Insurers and industry analysts are starting to think about how the earthquakes and tsunamis that struck northeastern Japan Friday might affect the life and health sectors.
The focus has been mainly on property-casualty insurers since an earthquake with a magnitude of about 9.0 hit the Tohoku region that day, many quakes with a magnitude over 6.0 followed, and mammoth tsunamis devastated coastal communities in the region.
Japanese officials have confirmed that at least 1,500 are dead, and officials in a port city, Minamisanriku, say 10,000 people may have died there alone.
Air Worldwide Corp., Boston, says insured property-casualty losses from the earthquakes alone may exceed $35 billion.
At press time, Tokyo Electric Power Company, Tokyo, is struggling to control at least three nuclear reactors, and Japanese residents are familiarizing themselves with radiation exposure terms such as millirem and nanogray.
Japan Credit Rating Agency Ltd. (JCR), Tokyo, has posted a commentary suggesting how difficult thinking about the losses will be.
“The fate of many people remains unknown,” the rating agency says. “JCR expresses its heartfelt sympathy to the injured and wishes earliest possible recovery.”
Moody’s Investors Service, New York, today issued a special comment on the effects of the Tohoku earthquake but did not estimate what insured life and health losses might be.
An analyst in the New York office of Credit Suisse offered initial thoughts on the situation in Japan.
“The human element of this news is deeply disturbing,” the analyst says. “The financial implications for U.S. life insurers with large Japanese operations are not likely to be material to annual earnings or capital.”
Face values and insurance penetration rates in the affected regions are probably relatively low, and the penetration of non-Japanese life insurers there is probably lower than in the rest of the country, the analyst says.

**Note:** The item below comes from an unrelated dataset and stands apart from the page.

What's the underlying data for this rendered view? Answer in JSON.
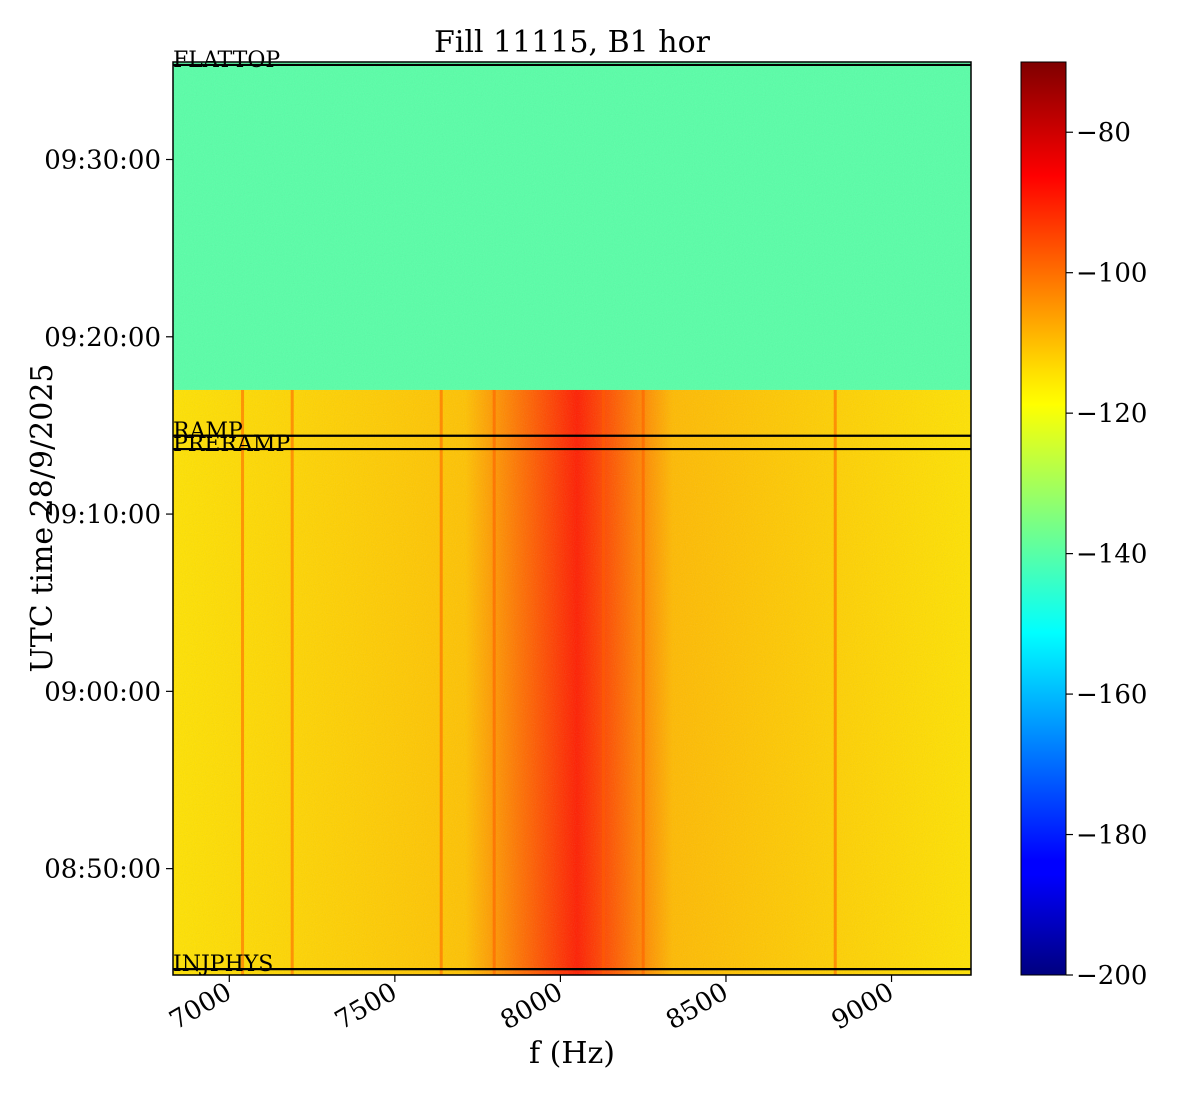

“Aside from mortality claims, we also note the potential for elevated hospitalization claims and given concerns over damaged nuclear plants, elevated cancer claims over the next few years,” the analyst says.
An analyst at Citi Investment Research & Analysis, New York, says he doubts whether the earthquake will have a material effect on the earnings of the U.S. life insurers he covers, then adds, “Of far more importance, any loss of life is terrible.”
AFLAC
Aflac Inc., Columbus, Ga. (NYSE:AFL), a company with large cancer insurance, supplemental medical insurance and life insurance operations in Japan, says all of its employees in Japan are safe.